Following the March 12 militia attack on Iraq’s Camp Taji military base, which killed two Americans, US Secretary of State Michael Pompeo told Iraq’s caretaker Prime Minister Adel Abdul Mahdi that Iraq must defend US and coalition personnel and the groups responsible for the attacks “must be held accountable.” If not, the United States would continue to take matters into its own hands, meaning striking back militarily.

Iraqi President Barham Salih referred to the attacks on Taji as terrorism, adding later that US retaliatory strikes represented a “grave and systemic weakening of the state’s ability and reputation” and risked plunging Iraq into “chaos and violence.”

Avoiding state collapse

In a prescient interview, just days before the mass demonstrations began in Iraq on Oct. 1, Salih told Al-Monitor that providing job opportunities for Iraqi youth was an urgent priority. In his speech to the UN General Assembly, he labeled corruption as the “political economy of conflict.”

Salih has sought to move toward a program of reform, managing the expectations of protesters within the constraints of Iraqi politics.

And this already nearly impossible task just got harder, with the onset of the COVID-19 pandemic and the drop in oil prices.

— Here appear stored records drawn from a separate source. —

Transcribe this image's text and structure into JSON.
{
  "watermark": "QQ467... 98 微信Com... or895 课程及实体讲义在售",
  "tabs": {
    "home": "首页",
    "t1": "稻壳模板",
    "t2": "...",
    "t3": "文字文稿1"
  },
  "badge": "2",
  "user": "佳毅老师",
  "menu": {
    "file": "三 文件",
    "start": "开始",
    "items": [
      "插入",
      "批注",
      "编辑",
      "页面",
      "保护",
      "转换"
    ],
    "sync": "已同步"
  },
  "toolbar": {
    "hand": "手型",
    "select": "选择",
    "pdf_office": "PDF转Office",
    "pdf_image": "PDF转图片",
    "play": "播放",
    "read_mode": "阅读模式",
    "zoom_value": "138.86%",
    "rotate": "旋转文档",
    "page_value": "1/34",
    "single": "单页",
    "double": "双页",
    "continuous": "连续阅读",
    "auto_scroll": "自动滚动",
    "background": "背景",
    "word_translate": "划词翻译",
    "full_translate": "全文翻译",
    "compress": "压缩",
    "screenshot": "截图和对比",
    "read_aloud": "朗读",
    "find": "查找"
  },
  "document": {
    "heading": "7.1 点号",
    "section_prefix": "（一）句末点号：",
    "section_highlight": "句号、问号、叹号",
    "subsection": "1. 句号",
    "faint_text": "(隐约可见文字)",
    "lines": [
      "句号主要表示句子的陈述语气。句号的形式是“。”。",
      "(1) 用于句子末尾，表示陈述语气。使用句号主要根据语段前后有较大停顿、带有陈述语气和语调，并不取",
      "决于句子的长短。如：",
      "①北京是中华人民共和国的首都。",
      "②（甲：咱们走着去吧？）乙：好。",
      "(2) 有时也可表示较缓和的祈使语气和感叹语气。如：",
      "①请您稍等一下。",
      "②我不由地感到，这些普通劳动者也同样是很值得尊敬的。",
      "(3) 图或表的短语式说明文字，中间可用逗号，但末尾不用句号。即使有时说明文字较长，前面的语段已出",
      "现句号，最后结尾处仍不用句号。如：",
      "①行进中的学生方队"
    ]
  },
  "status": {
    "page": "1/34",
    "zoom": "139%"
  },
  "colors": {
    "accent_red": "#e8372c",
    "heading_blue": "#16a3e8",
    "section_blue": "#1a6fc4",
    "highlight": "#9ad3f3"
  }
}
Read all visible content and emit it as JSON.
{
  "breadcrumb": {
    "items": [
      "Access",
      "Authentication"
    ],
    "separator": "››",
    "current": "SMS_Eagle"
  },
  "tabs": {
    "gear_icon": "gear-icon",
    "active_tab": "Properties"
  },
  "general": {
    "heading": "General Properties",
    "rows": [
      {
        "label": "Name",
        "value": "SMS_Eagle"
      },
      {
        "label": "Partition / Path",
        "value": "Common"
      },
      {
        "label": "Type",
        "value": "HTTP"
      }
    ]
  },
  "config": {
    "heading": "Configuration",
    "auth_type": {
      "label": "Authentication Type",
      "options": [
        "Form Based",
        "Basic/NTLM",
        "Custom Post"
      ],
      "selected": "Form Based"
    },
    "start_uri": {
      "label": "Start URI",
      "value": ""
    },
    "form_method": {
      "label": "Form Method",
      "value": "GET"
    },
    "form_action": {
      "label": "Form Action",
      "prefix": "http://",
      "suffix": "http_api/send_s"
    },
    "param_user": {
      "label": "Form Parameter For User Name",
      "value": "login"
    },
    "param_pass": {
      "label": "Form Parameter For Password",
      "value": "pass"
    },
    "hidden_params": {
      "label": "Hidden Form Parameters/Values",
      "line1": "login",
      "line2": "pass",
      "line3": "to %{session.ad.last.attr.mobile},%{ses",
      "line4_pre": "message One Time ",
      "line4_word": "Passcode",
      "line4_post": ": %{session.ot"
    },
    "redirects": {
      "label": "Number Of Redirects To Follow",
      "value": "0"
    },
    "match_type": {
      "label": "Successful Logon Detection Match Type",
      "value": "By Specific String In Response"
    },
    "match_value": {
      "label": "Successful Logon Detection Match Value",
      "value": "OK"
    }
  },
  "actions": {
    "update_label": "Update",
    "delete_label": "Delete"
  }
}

Omar Al-Jaffal reports on the government’s challenges in enforcing its policies to mitigate spread of the coronavirus, now at 458 cases and rising fast, with 40 deaths as of March 27. The United States is providing $670,000 to help Iraq battle the virus, Bryant Harris reports.

Mustafa Saadoun explains the looming budget crisis as the draft 2020 budget, which is pending before parliament, is $135 billion with a $40 billion deficit, based on a selling price of $56 per barrel of oil. However, oil prices are now close to half that.

The Iraqi state’s fragility, and potential failure, cannot be ruled out.

Getting rid of the bad blood

In the movie “The Godfather,” mafia captain Peter Clemenza explains at one point that from time to time, “things gotta happen … to get rid of the bad blood.”

In Iraq, that bad blood is Iranian-backed militias and corruprion. A sovereign Iraq can’t have its territory used by Iran to attack Americans or as an ammo dump or highway to buck up Syrian President Bashar Al-Assad and Hezbollah.

And the long game of Iraqi reform can’t be disentangled from the malign and corrupt influence of Iran. Iraq’s protesters get it. Their message has been for an end to corruption and Iranian influence. Demonstrators have attacked the offices of pro-Iran parties and militias, Ali Mamouri reports. More than 600 protesters have been killed and thousands injured by Iraqi security forces and pro-Iran armed groups since demonstrations started in October 2019.

The challenge of the protest movement “has transformed Iraq’s political field,” write Iraq experts Toby Dodge and Renad Mansour, making the ruling sectarian elite, backed by Iran, even more dependent upon violence and corruption.

Iran, of course, is not giving up Iraq without a fight, as we explained here in November. Iraq is considered the most vital of Iran’s national security priorities. Tehran and its proxies are willing to tolerate a high degree of violence on Iraqi soil and rule amidst the ruins if it were to come to that.

The Trump administration, for its part, is also not giving up on Iraq and, as mentioned above, is not unsympathetic to its challenges. But Washington is looking to Iraq to make some tough choices. The Trump administration this week extended sanctions waivers for Iraq for its electricity needs (Iran has had a stranglehold on Iraq’s electricity sector), while sanctioning 20 individuals and groups that are linked to the IRGC and other Iran-backed terrorists and armed groups in Iraq, including those involved in Iraq’s electricity sector.

One benchmark will be whether Prime Minster designate Adnan al-Zurfi, reportedly opposed by Iran’s allies in Iraq, can form a government by April 17. If so, said Schenker, “A government that prioritizes Iraq and heeds the legitimate demands made by Iraqis for a sovereign and corrupt-free nation will receive US and international support.”